Het proces-verbaal van aangifte van [slachtoffer 1] van 22 juli 2017, pagina 22, 23 en ongenummerd, onder meer inhoudende:
(…) Op een gegeven moment uit het niets werd ik door een onbekende man aan mijn kont gepakt. De eerste keer probeerde hij het en toen kon ik mij nog afweren. De tweede keer lukte dat hem wel. Ik zei tegen deze onbekende man dat ik dit niet wilde. Hij pakte echt met zijn hand mijn kont beet. (…) Vrij kort hierop greep de onbekende man zijn hand in mijn kruis, hij pakte echt vol in mijn kruis gericht. Hij deed dat plotseling en onverwacht. (…) Ook heb ik een glas Cola dat ik in mijn handen had in de richting van de onbekende man gegooid. (…) Ik zag dat de onbekende man zijn glas in het gezicht van mijn vriend duwde. (…) Ik zag dat mijn vriend gewond was door een glas dat hij in zijn gezicht had gekregen.

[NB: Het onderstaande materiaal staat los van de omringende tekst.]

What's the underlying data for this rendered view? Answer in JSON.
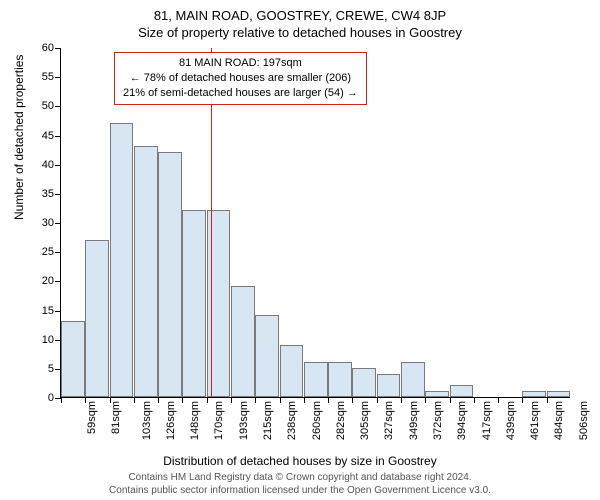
{
  "header": {
    "address": "81, MAIN ROAD, GOOSTREY, CREWE, CW4 8JP",
    "subtitle": "Size of property relative to detached houses in Goostrey"
  },
  "chart": {
    "type": "histogram",
    "background_color": "#ffffff",
    "bar_fill": "#d8e5f3",
    "bar_stroke": "#7a7a7a",
    "ref_line_color": "#d02020",
    "ylim": [
      0,
      60
    ],
    "ytick_step": 5,
    "y_ticks": [
      0,
      5,
      10,
      15,
      20,
      25,
      30,
      35,
      40,
      45,
      50,
      55,
      60
    ],
    "x_categories": [
      "59sqm",
      "81sqm",
      "103sqm",
      "126sqm",
      "148sqm",
      "170sqm",
      "193sqm",
      "215sqm",
      "238sqm",
      "260sqm",
      "282sqm",
      "305sqm",
      "327sqm",
      "349sqm",
      "372sqm",
      "394sqm",
      "417sqm",
      "439sqm",
      "461sqm",
      "484sqm",
      "506sqm"
    ],
    "values": [
      13,
      27,
      47,
      43,
      42,
      32,
      32,
      19,
      14,
      9,
      6,
      6,
      5,
      4,
      6,
      1,
      2,
      0,
      0,
      1,
      1
    ],
    "reference_x_value": 197,
    "x_start": 59,
    "x_step": 22.35,
    "y_axis_title": "Number of detached properties",
    "x_axis_title": "Distribution of detached houses by size in Goostrey",
    "label_fontsize": 11,
    "axis_title_fontsize": 12
  },
  "info_box": {
    "line1": "81 MAIN ROAD: 197sqm",
    "line2": "← 78% of detached houses are smaller (206)",
    "line3": "21% of semi-detached houses are larger (54) →"
  },
  "footer": {
    "line1": "Contains HM Land Registry data © Crown copyright and database right 2024.",
    "line2": "Contains public sector information licensed under the Open Government Licence v3.0."
  }
}
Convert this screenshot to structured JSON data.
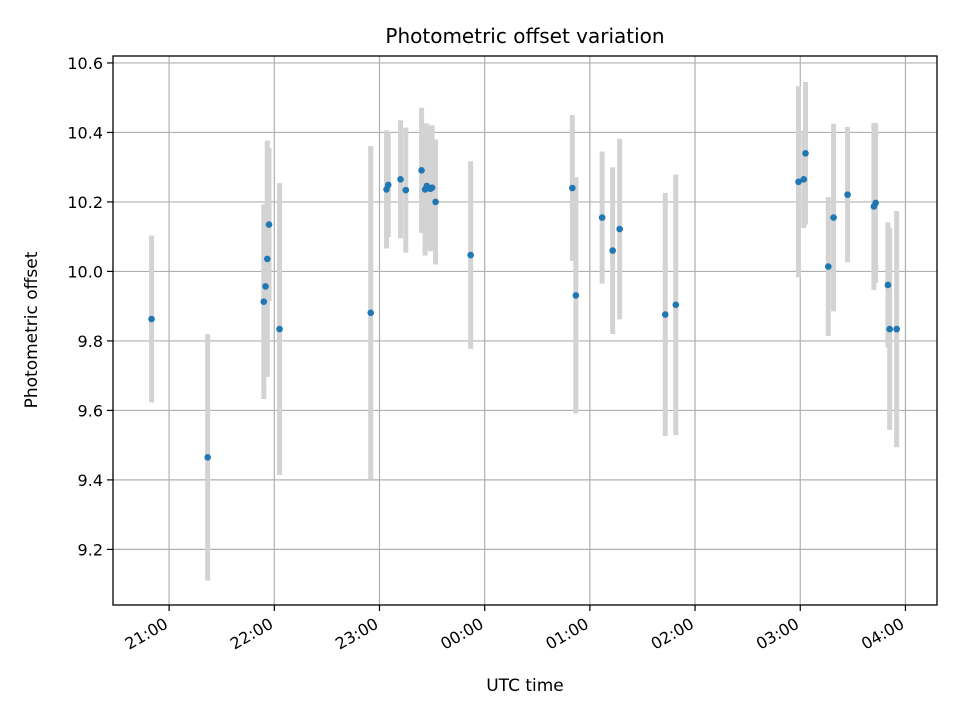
{
  "chart_data": {
    "type": "scatter",
    "title": "Photometric offset variation",
    "xlabel": "UTC time",
    "ylabel": "Photometric offset",
    "x_ticks": [
      "21:00",
      "22:00",
      "23:00",
      "00:00",
      "01:00",
      "02:00",
      "03:00",
      "04:00"
    ],
    "y_ticks": [
      "9.2",
      "9.4",
      "9.6",
      "9.8",
      "10.0",
      "10.2",
      "10.4",
      "10.6"
    ],
    "ylim": [
      9.04,
      10.62
    ],
    "grid": true,
    "colors": {
      "marker": "#1f77b4",
      "errorbar": "#d3d3d3",
      "grid": "#b0b0b0"
    },
    "series": [
      {
        "x": [
          "20:50",
          "21:22",
          "21:54",
          "21:55",
          "21:56",
          "21:57",
          "22:03",
          "22:55",
          "23:04",
          "23:05",
          "23:12",
          "23:15",
          "23:24",
          "23:26",
          "23:27",
          "23:29",
          "23:30",
          "23:32",
          "23:52",
          "00:50",
          "00:52",
          "01:07",
          "01:13",
          "01:17",
          "01:43",
          "01:49",
          "02:59",
          "03:02",
          "03:03",
          "03:16",
          "03:19",
          "03:27",
          "03:42",
          "03:43",
          "03:50",
          "03:51",
          "03:55"
        ],
        "y": [
          9.863,
          9.465,
          9.913,
          9.957,
          10.036,
          10.135,
          9.834,
          9.881,
          10.236,
          10.249,
          10.265,
          10.234,
          10.291,
          10.236,
          10.246,
          10.238,
          10.241,
          10.2,
          10.047,
          10.24,
          9.931,
          10.155,
          10.06,
          10.122,
          9.876,
          9.904,
          10.258,
          10.265,
          10.34,
          10.014,
          10.155,
          10.221,
          10.187,
          10.197,
          9.961,
          9.834,
          9.834
        ],
        "yerr": [
          0.24,
          0.355,
          0.28,
          0.23,
          0.34,
          0.22,
          0.42,
          0.48,
          0.17,
          0.15,
          0.17,
          0.18,
          0.18,
          0.19,
          0.18,
          0.18,
          0.18,
          0.18,
          0.27,
          0.21,
          0.34,
          0.19,
          0.24,
          0.26,
          0.35,
          0.375,
          0.275,
          0.14,
          0.205,
          0.2,
          0.27,
          0.195,
          0.24,
          0.23,
          0.18,
          0.29,
          0.34
        ]
      }
    ]
  }
}
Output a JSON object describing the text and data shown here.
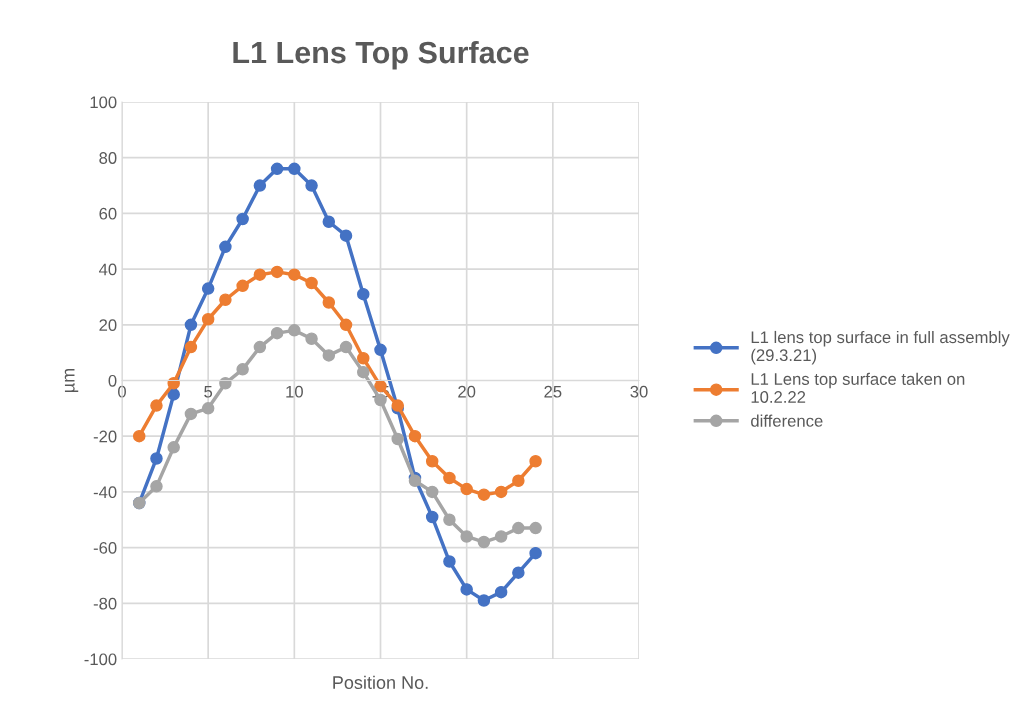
{
  "chart_data": {
    "type": "line",
    "title": "L1 Lens Top Surface",
    "xlabel": "Position No.",
    "ylabel": "µm",
    "x": [
      1,
      2,
      3,
      4,
      5,
      6,
      7,
      8,
      9,
      10,
      11,
      12,
      13,
      14,
      15,
      16,
      17,
      18,
      19,
      20,
      21,
      22,
      23,
      24
    ],
    "series": [
      {
        "name": "L1 lens top surface in full assembly (29.3.21)",
        "color": "#4472c4",
        "values": [
          -44,
          -28,
          -5,
          20,
          33,
          48,
          58,
          70,
          76,
          76,
          70,
          57,
          52,
          31,
          11,
          -10,
          -35,
          -49,
          -65,
          -75,
          -79,
          -76,
          -69,
          -62
        ]
      },
      {
        "name": "L1 Lens top surface taken on 10.2.22",
        "color": "#ed7d31",
        "values": [
          -20,
          -9,
          -1,
          12,
          22,
          29,
          34,
          38,
          39,
          38,
          35,
          28,
          20,
          8,
          -2,
          -9,
          -20,
          -29,
          -35,
          -39,
          -41,
          -40,
          -36,
          -29
        ]
      },
      {
        "name": "difference",
        "color": "#a5a5a5",
        "values": [
          -44,
          -38,
          -24,
          -12,
          -10,
          -1,
          4,
          12,
          17,
          18,
          15,
          9,
          12,
          3,
          -7,
          -21,
          -36,
          -40,
          -50,
          -56,
          -58,
          -56,
          -53,
          -53
        ]
      }
    ],
    "xlim": [
      0,
      30
    ],
    "xticks": [
      0,
      5,
      10,
      15,
      20,
      25,
      30
    ],
    "ylim": [
      -100,
      100
    ],
    "yticks": [
      -100,
      -80,
      -60,
      -40,
      -20,
      0,
      20,
      40,
      60,
      80,
      100
    ],
    "grid": true,
    "legend": "right",
    "marker": "circle",
    "line_style": "solid"
  }
}
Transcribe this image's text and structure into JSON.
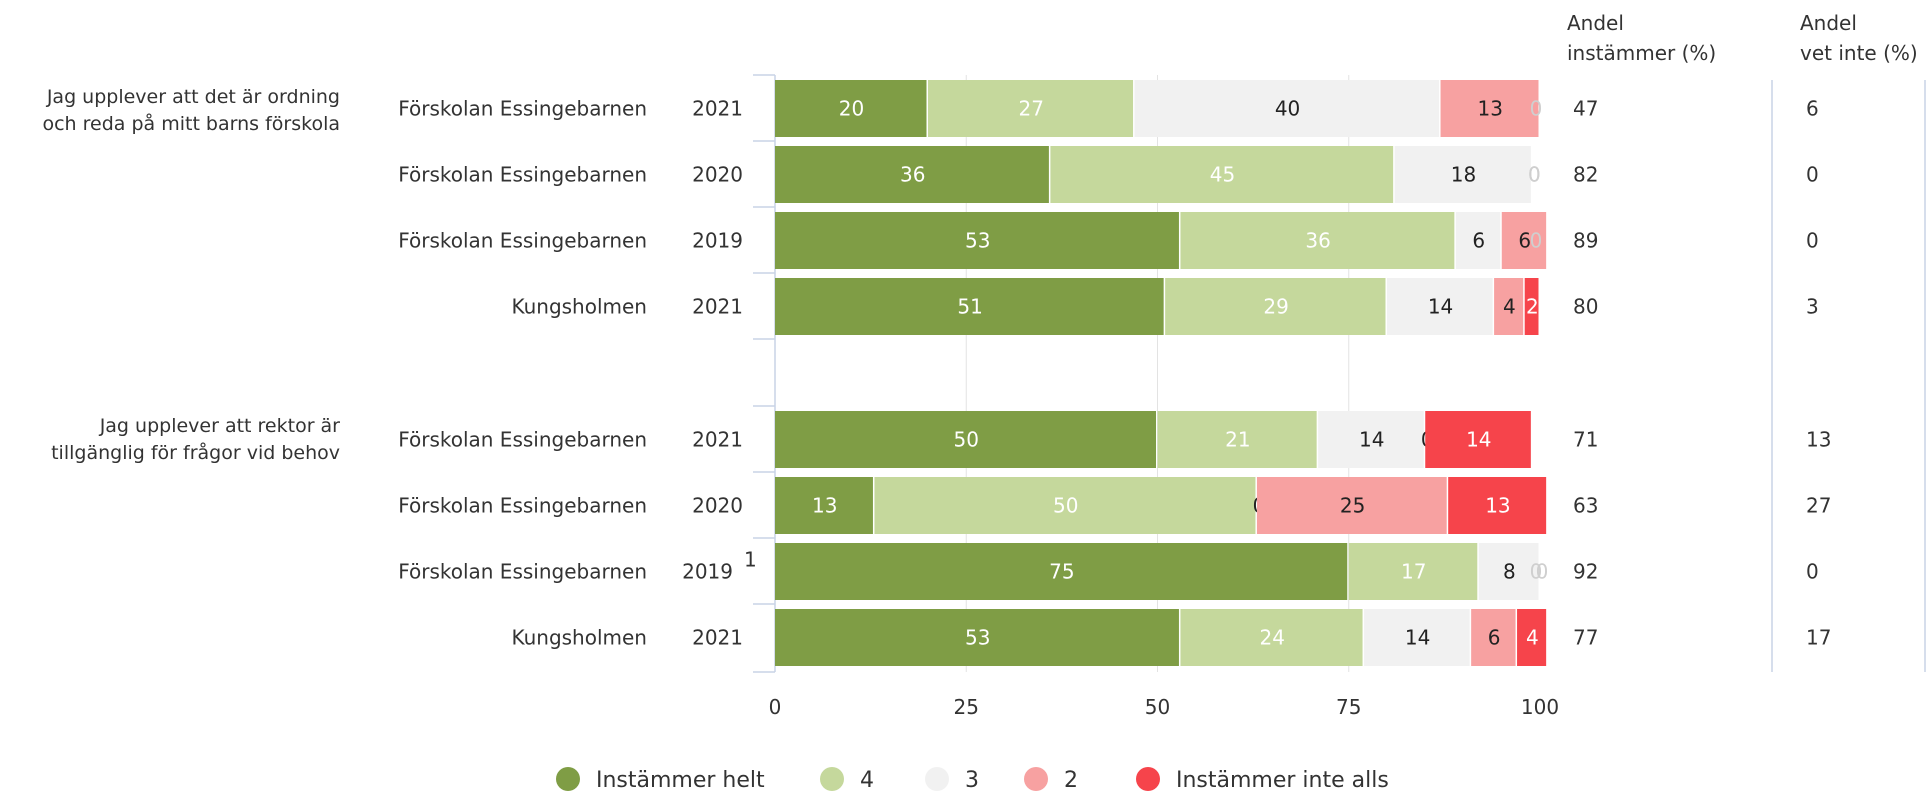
{
  "chart_data": {
    "type": "bar",
    "orientation": "horizontal",
    "stacked": true,
    "xlim": [
      0,
      100
    ],
    "x_ticks": [
      "0",
      "25",
      "50",
      "75",
      "100"
    ],
    "grid": true,
    "legend_position": "bottom",
    "series": [
      {
        "name": "Instämmer helt",
        "color": "#7f9d45",
        "label_color": "#ffffff"
      },
      {
        "name": "4",
        "color": "#c5d89c",
        "label_color": "#ffffff"
      },
      {
        "name": "3",
        "color": "#f1f1f1",
        "label_color": "#222222"
      },
      {
        "name": "2",
        "color": "#f7a1a1",
        "label_color": "#222222"
      },
      {
        "name": "Instämmer inte alls",
        "color": "#f6444b",
        "label_color": "#ffffff"
      }
    ],
    "columns": {
      "agree": [
        "Andel",
        "instämmer (%)"
      ],
      "dontknow": [
        "Andel",
        "vet inte (%)"
      ]
    },
    "questions": [
      {
        "label": [
          "Jag upplever att det är ordning",
          "och reda på mitt barns förskola"
        ],
        "rows": [
          {
            "unit": "Förskolan Essingebarnen",
            "year": "2021",
            "values": [
              20,
              27,
              40,
              13,
              0
            ],
            "agree": "47",
            "dontknow": "6"
          },
          {
            "unit": "Förskolan Essingebarnen",
            "year": "2020",
            "values": [
              36,
              45,
              18,
              0,
              0
            ],
            "agree": "82",
            "dontknow": "0"
          },
          {
            "unit": "Förskolan Essingebarnen",
            "year": "2019",
            "values": [
              53,
              36,
              6,
              6,
              0
            ],
            "agree": "89",
            "dontknow": "0"
          },
          {
            "unit": "Kungsholmen",
            "year": "2021",
            "values": [
              51,
              29,
              14,
              4,
              2
            ],
            "agree": "80",
            "dontknow": "3"
          }
        ]
      },
      {
        "label": [
          "Jag upplever att rektor är",
          "tillgänglig för frågor vid behov"
        ],
        "rows": [
          {
            "unit": "Förskolan Essingebarnen",
            "year": "2021",
            "values": [
              50,
              21,
              14,
              0,
              14
            ],
            "agree": "71",
            "dontknow": "13"
          },
          {
            "unit": "Förskolan Essingebarnen",
            "year": "2020",
            "values": [
              13,
              50,
              0,
              25,
              13
            ],
            "agree": "63",
            "dontknow": "27"
          },
          {
            "unit": "Förskolan Essingebarnen",
            "year": "2019",
            "footnote": "1",
            "values": [
              75,
              17,
              8,
              0,
              0
            ],
            "agree": "92",
            "dontknow": "0"
          },
          {
            "unit": "Kungsholmen",
            "year": "2021",
            "values": [
              53,
              24,
              14,
              6,
              4
            ],
            "agree": "77",
            "dontknow": "17"
          }
        ]
      }
    ]
  }
}
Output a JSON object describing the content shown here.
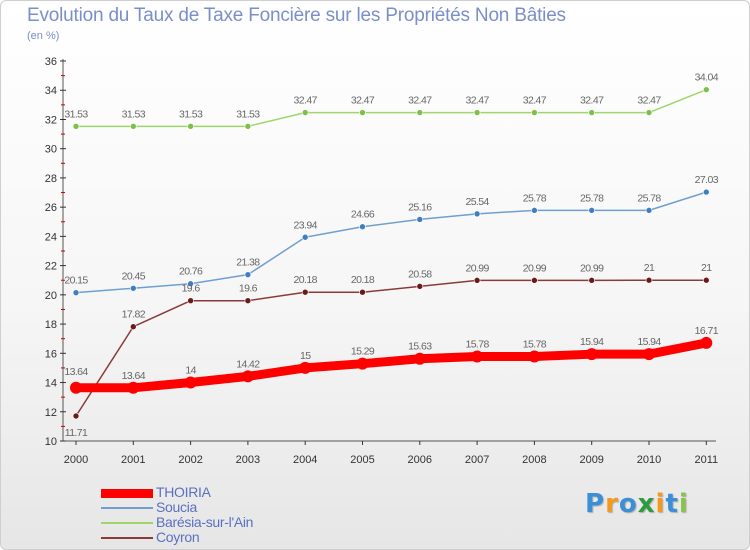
{
  "chart_data": {
    "type": "line",
    "title": "Evolution du Taux de Taxe Foncière sur les Propriétés Non Bâties",
    "unit_label": "(en %)",
    "x": [
      "2000",
      "2001",
      "2002",
      "2003",
      "2004",
      "2005",
      "2006",
      "2007",
      "2008",
      "2009",
      "2010",
      "2011"
    ],
    "ylim": [
      10,
      36
    ],
    "yticks": [
      10,
      12,
      14,
      16,
      18,
      20,
      22,
      24,
      26,
      28,
      30,
      32,
      34,
      36
    ],
    "grid": false,
    "series": [
      {
        "name": "THOIRIA",
        "color": "#ff0000",
        "point_color": "#ff0000",
        "values": [
          13.64,
          13.64,
          14,
          14.42,
          15,
          15.29,
          15.63,
          15.78,
          15.78,
          15.94,
          15.94,
          16.71
        ],
        "labels": [
          "13.64",
          "13.64",
          "14",
          "14.42",
          "15",
          "15.29",
          "15.63",
          "15.78",
          "15.78",
          "15.94",
          "15.94",
          "16.71"
        ]
      },
      {
        "name": "Soucia",
        "color": "#6f9fd1",
        "point_color": "#3f7fc0",
        "values": [
          20.15,
          20.45,
          20.76,
          21.38,
          23.94,
          24.66,
          25.16,
          25.54,
          25.78,
          25.78,
          25.78,
          27.03
        ],
        "labels": [
          "20.15",
          "20.45",
          "20.76",
          "21.38",
          "23.94",
          "24.66",
          "25.16",
          "25.54",
          "25.78",
          "25.78",
          "25.78",
          "27.03"
        ]
      },
      {
        "name": "Barésia-sur-l'Ain",
        "color": "#9fd66a",
        "point_color": "#7cc04a",
        "values": [
          31.53,
          31.53,
          31.53,
          31.53,
          32.47,
          32.47,
          32.47,
          32.47,
          32.47,
          32.47,
          32.47,
          34.04
        ],
        "labels": [
          "31.53",
          "31.53",
          "31.53",
          "31.53",
          "32.47",
          "32.47",
          "32.47",
          "32.47",
          "32.47",
          "32.47",
          "32.47",
          "34.04"
        ]
      },
      {
        "name": "Coyron",
        "color": "#8b3a3a",
        "point_color": "#6b1a1a",
        "values": [
          11.71,
          17.82,
          19.6,
          19.6,
          20.18,
          20.18,
          20.58,
          20.99,
          20.99,
          20.99,
          21,
          21
        ],
        "labels": [
          "11.71",
          "17.82",
          "19.6",
          "19.6",
          "20.18",
          "20.18",
          "20.58",
          "20.99",
          "20.99",
          "20.99",
          "21",
          "21"
        ]
      }
    ]
  },
  "branding": {
    "logo_letters": [
      "P",
      "r",
      "o",
      "x",
      "i",
      "t",
      "i"
    ],
    "logo_colors": [
      "#3a8fd6",
      "#f29a1f",
      "#3a8fd6",
      "#2e9b3e",
      "#f29a1f",
      "#3a8fd6",
      "#8bc34a"
    ]
  }
}
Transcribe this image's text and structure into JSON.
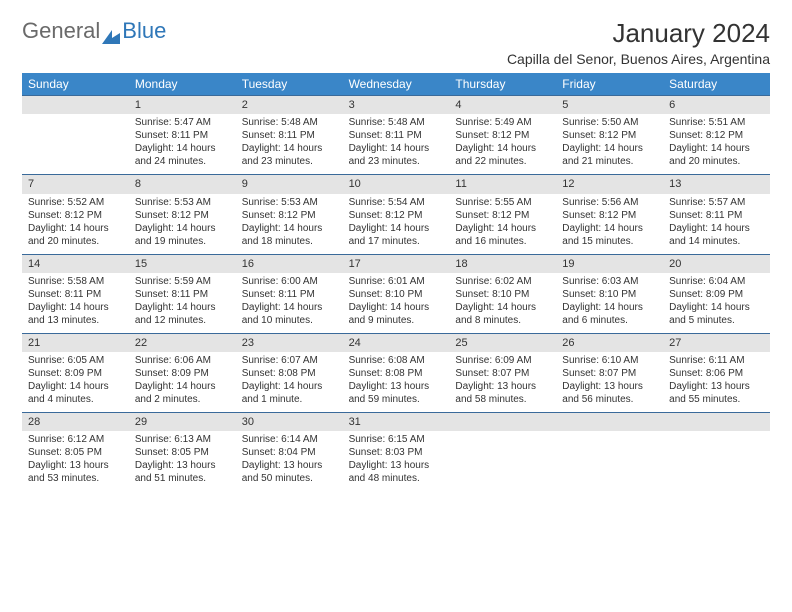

(…) Het was dezelfde man dan die mij in mijn kruis greep en die mij bij mijn kont beet pakte.
3.
De door J.A. Aberson, forensisch arts, opgemaakte letselrapportage van 22 juli 2017, met bijlagen, pagina 16-21, onder meer inhoudende:
(…) hoofd Op de neusrug is een wond te zien van ca. 3 mm. (…).
Midden op de onderlip is diagonaal een wond te zien van ca. 3 mm (…)
In de mond is te zien dat van de linker voortand boven een stukje is afgebroken over de hele breedte. (…)
De hoektand boven links wordt met een noodspalk op zijn plaats gehouden. (…)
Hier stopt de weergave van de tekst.